What you need to know
- Google introduced its newest AI, SIMA, a "generalist agent" designed to help users complete tasks in a video game.
- SIMA is based on language, meaning it requires what the user sees on their screen and their instruction to complete tasks like gathering resources.
- DeepMind states that it has used nine games to train SIMA thus far, but more work remains before it can handle complex tasks and instructions.
Google DeepMind announces its newest project, a "generalist AI agent" that aims to assist users in carrying out tasks while playing a game.
According to DeepMind, the latest AI is called the Scalable Instructable Multiworld Agent, or "SIMA" for short. Google's AI-focused division states SIMA can "perceive and understand a variety of environments, then take actions to achieve an instructed goal."
To work, DeepMind adds that SIMA needs what the user sees and "natural-language" instructions provided by the user. The AI is said to use a user's standard keyboard and mouse inputs to move a user's character within the game world. By extension, the post adds that SIMA can "interact with any virtual environment."
SIMA has been tested on 600 basic skills, such as turning left, climbing ladders, opening a game's pause menu for settings, and more. Google states that SIMA can also perform "simple tasks" in 10 seconds. A few of these tasks involve driving a car in Goat Simulator 3 and telling SIMA to walk to your spaceship in No Man's Sky.
To get SIMA to where it is now, Google states it partnered with game developers like Hello Games, the makers of No Man's Sky, and Tuxedo Labs, who made Teardown. SIMA was also taught using an environment built in the Unity engine called "Construction Lab." Through this, SIMA learned how to manipulate objects and better understood the physical world inside a video game.
Google also leaned on real-life gamers as an initial approach to understanding how SIMA could work. They monitored them as a pair, with one player playing the game while the other fed them instructions on how to complete a task.

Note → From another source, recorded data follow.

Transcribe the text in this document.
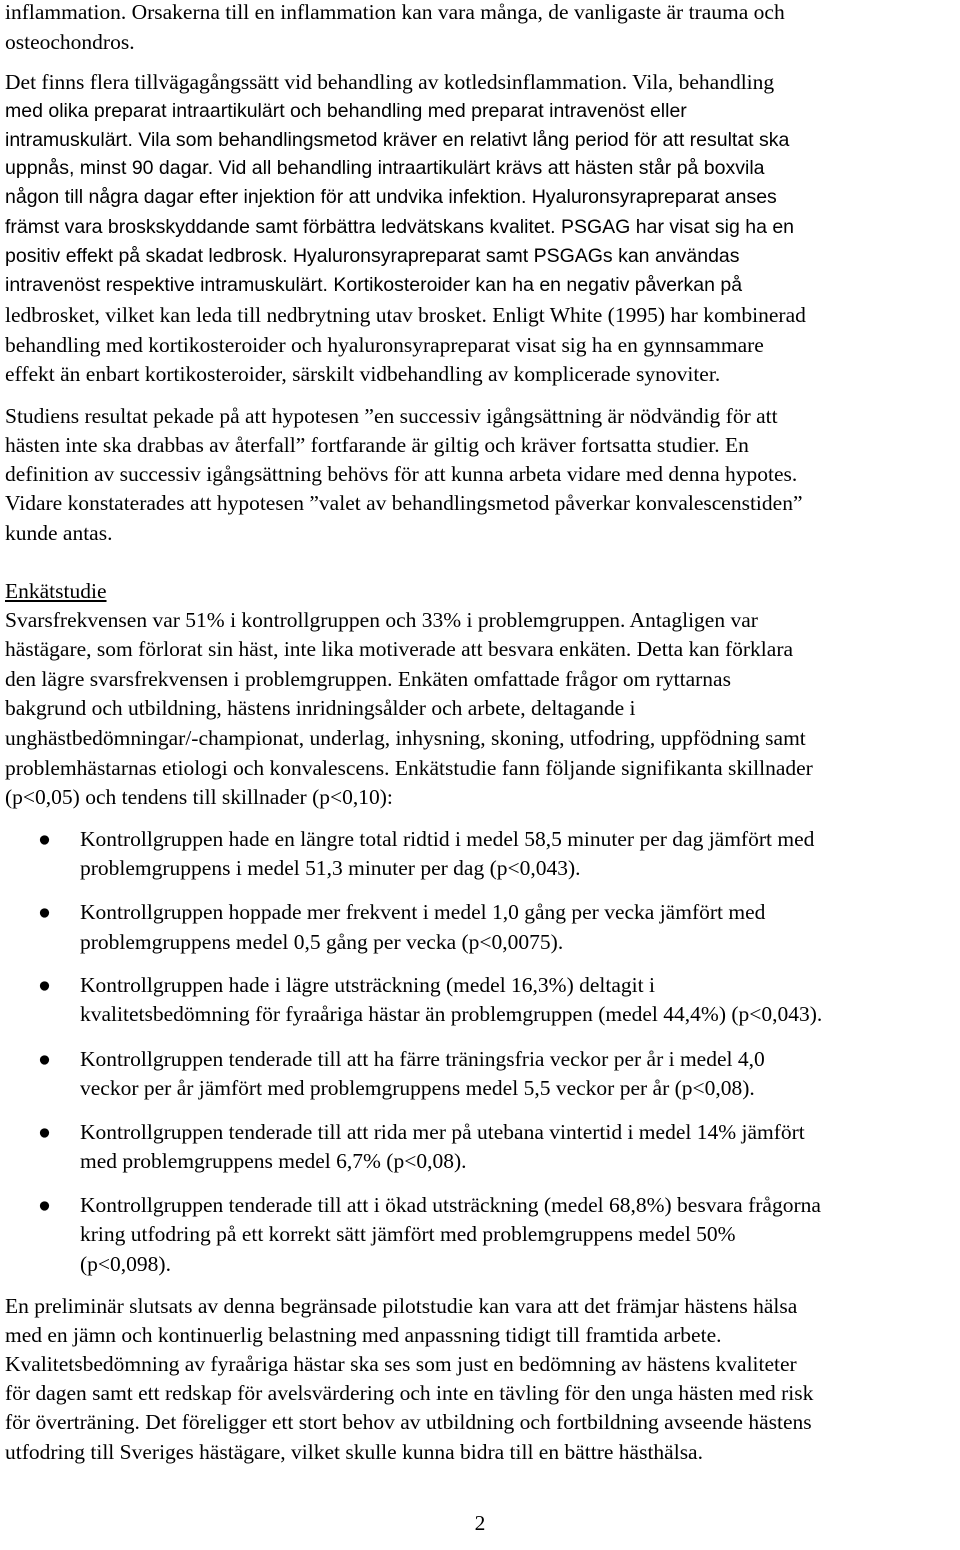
inflammation. Orsakerna till en inflammation kan vara många, de vanligaste är trauma och
osteochondros.
Det finns flera tillvägagångssätt vid behandling av kotledsinflammation. Vila, behandling
med olika preparat intraartikulärt och behandling med preparat intravenöst eller
intramuskulärt. Vila som behandlingsmetod kräver en relativt lång period för att resultat ska
uppnås, minst 90 dagar. Vid all behandling intraartikulärt krävs att hästen står på boxvila
någon till några dagar efter injektion för att undvika infektion. Hyaluronsyrapreparat anses
främst vara broskskyddande samt förbättra ledvätskans kvalitet. PSGAG har visat sig ha en
positiv effekt på skadat ledbrosk. Hyaluronsyrapreparat samt PSGAGs kan användas
intravenöst respektive intramuskulärt. Kortikosteroider kan ha en negativ påverkan på
ledbrosket, vilket kan leda till nedbrytning utav brosket. Enligt White (1995) har kombinerad
behandling med kortikosteroider och hyaluronsyrapreparat visat sig ha en gynnsammare
effekt än enbart kortikosteroider, särskilt vidbehandling av komplicerade synoviter.
Studiens resultat pekade på att hypotesen ”en successiv igångsättning är nödvändig för att
hästen inte ska drabbas av återfall” fortfarande är giltig och kräver fortsatta studier. En
definition av successiv igångsättning behövs för att kunna arbeta vidare med denna hypotes.
Vidare konstaterades att hypotesen ”valet av behandlingsmetod påverkar konvalescenstiden”
kunde antas.
Enkätstudie
Svarsfrekvensen var 51% i kontrollgruppen och 33% i problemgruppen. Antagligen var
hästägare, som förlorat sin häst, inte lika motiverade att besvara enkäten. Detta kan förklara
den lägre svarsfrekvensen i problemgruppen. Enkäten omfattade frågor om ryttarnas
bakgrund och utbildning, hästens inridningsålder och arbete, deltagande i
unghästbedömningar/-championat, underlag, inhysning, skoning, utfodring, uppfödning samt
problemhästarnas etiologi och konvalescens. Enkätstudie fann följande signifikanta skillnader
(p<0,05) och tendens till skillnader (p<0,10):
● Kontrollgruppen hade en längre total ridtid i medel 58,5 minuter per dag jämfört med
problemgruppens i medel 51,3 minuter per dag (p<0,043).
● Kontrollgruppen hoppade mer frekvent i medel 1,0 gång per vecka jämfört med
problemgruppens medel 0,5 gång per vecka (p<0,0075).
● Kontrollgruppen hade i lägre utsträckning (medel 16,3%) deltagit i
kvalitetsbedömning för fyraåriga hästar än problemgruppen (medel 44,4%) (p<0,043).
● Kontrollgruppen tenderade till att ha färre träningsfria veckor per år i medel 4,0
veckor per år jämfört med problemgruppens medel 5,5 veckor per år (p<0,08).
● Kontrollgruppen tenderade till att rida mer på utebana vintertid i medel 14% jämfört
med problemgruppens medel 6,7% (p<0,08).
● Kontrollgruppen tenderade till att i ökad utsträckning (medel 68,8%) besvara frågorna
kring utfodring på ett korrekt sätt jämfört med problemgruppens medel 50%
(p<0,098).
En preliminär slutsats av denna begränsade pilotstudie kan vara att det främjar hästens hälsa
med en jämn och kontinuerlig belastning med anpassning tidigt till framtida arbete.
Kvalitetsbedömning av fyraåriga hästar ska ses som just en bedömning av hästens kvaliteter
för dagen samt ett redskap för avelsvärdering och inte en tävling för den unga hästen med risk
för överträning. Det föreligger ett stort behov av utbildning och fortbildning avseende hästens
utfodring till Sveriges hästägare, vilket skulle kunna bidra till en bättre hästhälsa.
2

In total, Google's DeepMind trained SIMA using nine different games, all within their respective genre. During their study, the division discovered that an AI agent trained across multiple games delivered better results than a system trained on one. More research showed that SIMA's reliance on language is paramount to its performance.
Without user input, SIMA is said to behave "in an appropriate but aimless manner." DeepMind observed SIMA exploring and gathering resources but wouldn't follow the game's objective unless strictly told to do so.
SIMA is still in its infancy, but Google is seemingly confident in its "language-driven" capabilities to assist gamers. More importantly, more research is reportedly necessary as Google wants SIMA to understand "higher-level language instructions to achieve more complex goals."